That devastating fake “Chevron Ad” on social media was created by Adam McKay.

What initially appears to be a standard glossy advertisement promoting Chevron’s corporate stewardship of the world and support to American families — shades of the El Segundo Blue — takes a very discordant turn after being posted online today and receiving over 2.5 million views.

The narration of the commercial says, “We at Chevron think there is nothing more precious than life, and the most precious life of all is the dead type. ” It then goes on to explain that oil is actually the result of biological matter (formerly alive) forced under intense pressure for millions of years.
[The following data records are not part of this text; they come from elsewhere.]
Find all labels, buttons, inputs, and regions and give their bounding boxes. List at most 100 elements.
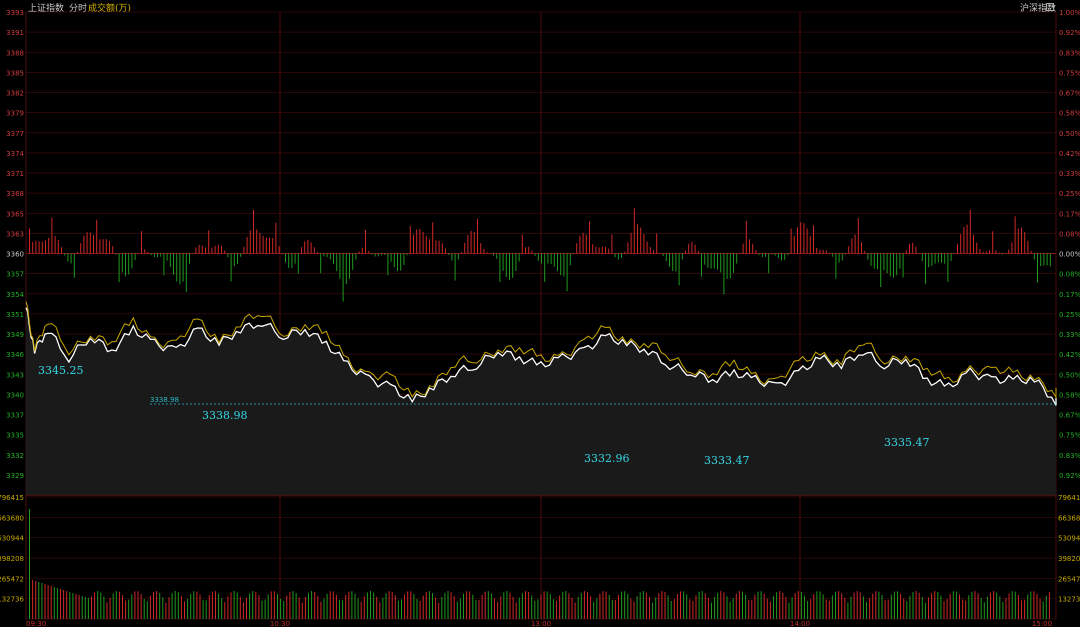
volume-bar <box>87 598 89 619</box>
volume-bar <box>819 591 821 619</box>
volume-bar <box>949 594 951 619</box>
volume-bar <box>41 583 43 619</box>
volume-bar <box>890 594 892 619</box>
down-bar <box>537 253 539 261</box>
volume-bar <box>878 591 880 619</box>
up-bar <box>35 240 37 254</box>
volume-bar <box>701 591 703 619</box>
volume-bar <box>518 597 520 619</box>
volume-bar <box>621 591 623 619</box>
volume-bar <box>453 596 455 619</box>
up-bar <box>483 248 485 254</box>
volume-bar <box>869 598 871 619</box>
volume-bar <box>673 599 675 619</box>
down-bar <box>701 253 702 277</box>
up-bar <box>477 218 478 254</box>
volume-bar <box>308 592 309 619</box>
down-bar <box>240 253 242 257</box>
up-bar <box>29 228 30 254</box>
down-bar <box>160 253 162 257</box>
volume-bar <box>667 595 669 619</box>
low-price-label: 3332.96 <box>584 452 630 465</box>
up-bar <box>198 244 200 254</box>
volume-bar <box>983 602 985 619</box>
volume-bar <box>208 595 210 619</box>
volume-bar <box>704 593 706 619</box>
volume-tick-label-right: 398208 <box>1058 555 1080 563</box>
volume-bar <box>32 580 34 619</box>
down-bar <box>451 253 453 261</box>
pct-tick-label: 0.75% <box>1059 432 1080 440</box>
down-bar <box>704 253 706 265</box>
down-bar <box>832 253 834 257</box>
up-bar <box>656 233 658 254</box>
volume-bar <box>320 601 322 619</box>
volume-tick-label: 663680 <box>0 514 24 522</box>
down-bar <box>173 253 174 275</box>
price-tick-label: 3346 <box>6 351 24 359</box>
volume-bar <box>397 600 399 619</box>
pct-tick-label: 0.17% <box>1059 291 1080 299</box>
up-bar <box>528 246 530 254</box>
up-bar <box>221 246 222 254</box>
volume-bar <box>348 591 350 619</box>
up-bar <box>144 249 146 254</box>
volume-bar <box>959 594 960 619</box>
price-tick-label: 3360 <box>6 251 24 259</box>
volume-bar <box>75 594 77 619</box>
volume-bar <box>509 592 511 619</box>
volume-bar <box>410 591 412 619</box>
up-bar <box>589 221 590 254</box>
up-bar <box>976 242 978 254</box>
up-bar <box>800 222 802 254</box>
price-tick-label: 3365 <box>6 210 24 218</box>
up-bar <box>419 229 421 254</box>
down-bar <box>381 253 382 256</box>
down-bar <box>393 253 395 268</box>
volume-bar <box>277 594 278 619</box>
volume-bar <box>680 591 681 619</box>
volume-bar <box>732 598 734 619</box>
volume-bar <box>515 602 517 619</box>
volume-bar <box>1036 593 1038 619</box>
up-bar <box>217 244 219 254</box>
up-bar <box>425 236 427 254</box>
volume-bar <box>366 592 368 619</box>
volume-bar <box>273 591 275 619</box>
up-bar <box>694 244 696 254</box>
up-bar <box>105 239 107 254</box>
down-bar <box>374 253 376 257</box>
volume-bar <box>884 600 886 619</box>
up-bar <box>473 231 475 254</box>
down-bar <box>717 253 718 270</box>
volume-bar <box>373 592 375 619</box>
up-bar <box>253 210 254 254</box>
volume-bar <box>469 591 471 619</box>
volume-bar <box>742 591 743 619</box>
pct-tick-label: 0.92% <box>1059 29 1080 37</box>
down-bar <box>768 253 770 274</box>
volume-bar <box>128 599 130 619</box>
volume-bar <box>494 598 495 619</box>
volume-bar <box>140 593 142 619</box>
down-bar <box>397 253 398 271</box>
down-bar <box>710 253 712 269</box>
volume-bar <box>230 592 232 619</box>
volume-bar <box>785 597 787 619</box>
down-bar <box>294 253 296 264</box>
volume-bar <box>112 593 114 619</box>
volume-bar <box>831 595 833 619</box>
down-bar <box>870 253 872 266</box>
down-bar <box>163 253 165 276</box>
up-bar <box>429 239 430 254</box>
up-bar <box>441 243 443 254</box>
up-bar <box>243 246 245 254</box>
up-bar <box>829 252 830 254</box>
down-bar <box>509 253 510 280</box>
volume-tick-label-right: 132736 <box>1058 596 1080 604</box>
intraday-chart[interactable]: 3338.98 3393 1.00% 3391 0.92% 3388 0.83% 3385 0… <box>0 0 1080 627</box>
volume-bar <box>286 595 288 619</box>
down-bar <box>557 253 558 272</box>
volume-bar <box>729 601 731 619</box>
volume-bar <box>497 601 499 619</box>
It adds, “Oil that we can refine and sell as gasoline, so that a cool-ass tank can destroy a clay cottage or an airplane can carry a businessman 3,000 kilometers to have dinner with someone,” across images of a happy, attractive young couple, one of whom playfully pulls the other in a shopping cart.

The irony intensifies until the narrator states bluntly, “Because, at the end of the day, we at Chevron don’t give a single F*ck about you, your odd children, or your ratty-ass dog,” to the listener.

The advertisement concludes with a scene of a lovely forest, the Chevron emblem, and the slogan “Chevron: We don’t give a f*ck about you.”

The fact that Adam McKay, the Oscar-winning director of Don’t Look Up, first posted the advertisement on Twitter offers hints as to its origins. Additionally, it’s the only video on his Hyperobject Industries’ brand-new YouTube profile.

“The idea for making this video joking about how Chevron, along with all the other oil companies, are murdering us every day, came from the fact that Chevron and all the other oil companies are murdering us every day,” McKay said when Deadline contacted him about the urgency he places on the issues surrounding climate change.

McKay also tweeted slightly modified screenshots of Hurricane Ian news coverage with chyron headlines like “Hurricane Chevron Making Landfall in Florida” and “Fort Myers Resident Witnesses Houses Floating Away as Hurricane Exxon Hammers Florida” to further emphasize the connection to the day’s events.

With special thanks to Lost Planet, the commercial was written by McKay, voiced by Steven San Miguel, edited by Bruce Herrman, and produced by Don’t Look Up co-producer Staci Roberts-Steele, who also starred as Linda Dicalio in the movie.

McKay joined the board of directors of the Climate Emergency Fund and gave $4 million to it earlier this month. As a connection between charity and climate activism, the fund was established in 2019.

According to its website, CEF has given more than $4 million this year alone and has financed more than 90 organizations, and trained more than 22,000 climate activists.

Since it is not endowed, it depends on contributors to collect money, which it then deliberately distributes to activist groups who engage in disruptive protest and urge radical rather than gradual change. The largest individual gift made since the fund’s inception is McKay’s.